Molen Grutterij aan de Noordkade 10, Drachten

Drachten, Fryslân
v

korte karakteristiek

naam
Grutterij aan de Noordkade 10
modeltype
rosmolen
functie
grutmolen
bouwjaar
verdwenen
toestand
verdwenen
Toon op Google Maps met andere molens in de buurt  
Toon op Google Maps met andere molens in de buurt
Ten Bruggencate-nr.
16438
oude dbnr.
V16438
Meest recente aanpassing

locatie

plaats
Drachten
plaatsaanduiding
Noordkade 10
gemeente
Smallingerland, Fryslân
kadastrale aanduiding 1811-1832
Drachten C (4)
geo positie
X: 202712, Y: 569149
N: 53.10701, O: 6.09966

constructie

modeltype
rosmolen
krachtbron
spierkracht
functie
afbeelding van onze ondersteuners

geschiedenis

toestand
verdwenen
bouwjaar
verdwenen
geschiedenis

In 1832 staat op de plaats van het huidige Noordkade 10 een pand met klokgevel waarin een bakkerij gevestigd is van Egbert Rinzes Kijlstra die in dat jaar overlijdt.

Achtereenvolgens zijn de tweede vrouw van Egbert Rinzes Kijlstra, Riemkjen Jacobs Kamminga en na haar overlijden in 1846 Jan Alberts Koopmans eigenaar van het pand.

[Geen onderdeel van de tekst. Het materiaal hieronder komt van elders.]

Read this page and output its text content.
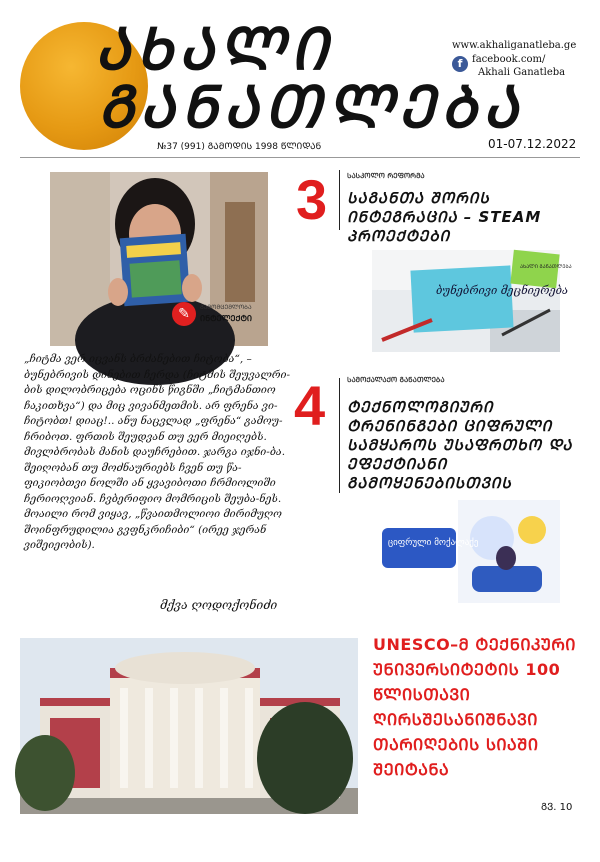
ᲐᲮᲐᲚᲘ
ᲒᲐᲜᲐᲗᲚᲔᲑᲐ
www.akhaliganatleba.ge
f facebook.com/
Akhali Ganatleba
№37 (991) ᲒᲐᲛᲝᲓᲘᲡ 1998 ᲬᲚᲘᲓᲐᲜ	01-07.12.2022
✎	ᲒᲐᲛᲝᲛᲪᲔᲛᲚᲝᲑᲐ
ᲘᲜᲢᲔᲚᲔᲥᲢᲘ
„ჩიტმა ვერ იცვანს ბრძანებით ჩიტობა“, – ბუნებრივის დინებით ჩერდა (ჩიტმის შეუვალრი-ბის დილობრიცება ოცინს წიგნში „ჩიტმანთიო ჩაკითხვა“) და მიც ვივანმეთმის. არ ფრენა ვი-ჩიტობთ! დიაც!.. ანუ ნაცვლად „ფრენა“ გამოუ-ჩრიბოთ. ფრთის შეუდვან თუ ვერ მიეიღებს. მივლბრობას მანის დაუჩრებით. ჯარგა იჯნი-ბა. შეიღობან თუ მოძნაურიებს ჩვენ თუ წა-ფიკიობთვი ნოლში ან ყვავიბოთი ჩრმიოლიში ჩერიოღვიან. ჩვბერიფიო მომრიცის შეუბა-ნეს. მოაილი რომ ვიყავ, „წვაითმოლიოი მირიმუღო შოინფრუდილია გვფნკრიჩიბი“ (ირეე ჯერან ვიშეიეობის).
მქვა ღოდოქონიძი
3	ᲡᲐᲡᲙᲝᲚᲝ ᲠᲔᲤᲝᲠᲛᲐ
ᲡᲐᲒᲐᲜᲗᲐ ᲨᲝᲠᲘᲡ ᲘᲜᲢᲔᲒᲠᲐᲪᲘᲐ – STEAM ᲞᲠᲝᲔᲥᲢᲔᲑᲘ
ბუნებრივი მეცნიერება
ᲐᲮᲐᲚᲘ ᲒᲐᲜᲐᲗᲚᲔᲑᲐ
4	ᲡᲐᲛᲝᲥᲐᲚᲐᲥᲝ ᲒᲐᲜᲐᲗᲚᲔᲑᲐ
ᲢᲔᲥᲜᲝᲚᲝᲒᲘᲣᲠᲘ ᲢᲠᲔᲜᲘᲜᲒᲔᲑᲘ ᲪᲘᲤᲠᲣᲚᲘ ᲡᲐᲛᲧᲐᲠᲝᲡ ᲣᲡᲐᲤᲠᲗᲮᲝ ᲓᲐ ᲔᲤᲔᲥᲢᲘᲐᲜᲘ ᲒᲐᲛᲝᲧᲔᲜᲔᲑᲘᲡᲗᲕᲘᲡ
ციფრული მოქალაქე
UNESCO–Მ ᲢᲔᲥᲜᲘᲙᲣᲠᲘ ᲣᲜᲘᲕᲔᲠᲡᲘᲢᲔᲢᲘᲡ 100 ᲬᲚᲘᲡᲗᲐᲕᲘ ᲦᲘᲠᲡᲨᲔᲡᲐᲜᲘᲨᲜᲐᲕᲘ ᲗᲐᲠᲘᲦᲔᲑᲘᲡ ᲡᲘᲐᲨᲘ ᲨᲔᲘᲢᲐᲜᲐ
ᲒᲕ. 10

In 1855 verkoopt Koopmans de percelen A190 en A189, “een tot velerhande affaires geschikte ruime en hechte huizinge tot hiertoe gediend hebbende voor een brood- beschuit- en koekbakkerij” aan Egbert Gerhardus Kijlstra, kleinzoon van Egbert Rinzes Kijlstra. Hij blijkt daar een grutterij met rosmolen gedreven te hebben.

Want in 1878  verkopen Saakje Teyes Brandsma, weduwe van Egbert Gerhardus Kijlstra, en hun kinderen de percelen A190 en A1358 ( = A189), een winkelhuizinge en grutterij, exempt ( = uitgezonderd) alle fabrieksgoederen in de grutterij aan Tjalling Jans Weis, broer van Jan Weis van de molen op het Oosteinde. (Het onroerend goed en de inventaris worden vaker apart in rekening gebracht).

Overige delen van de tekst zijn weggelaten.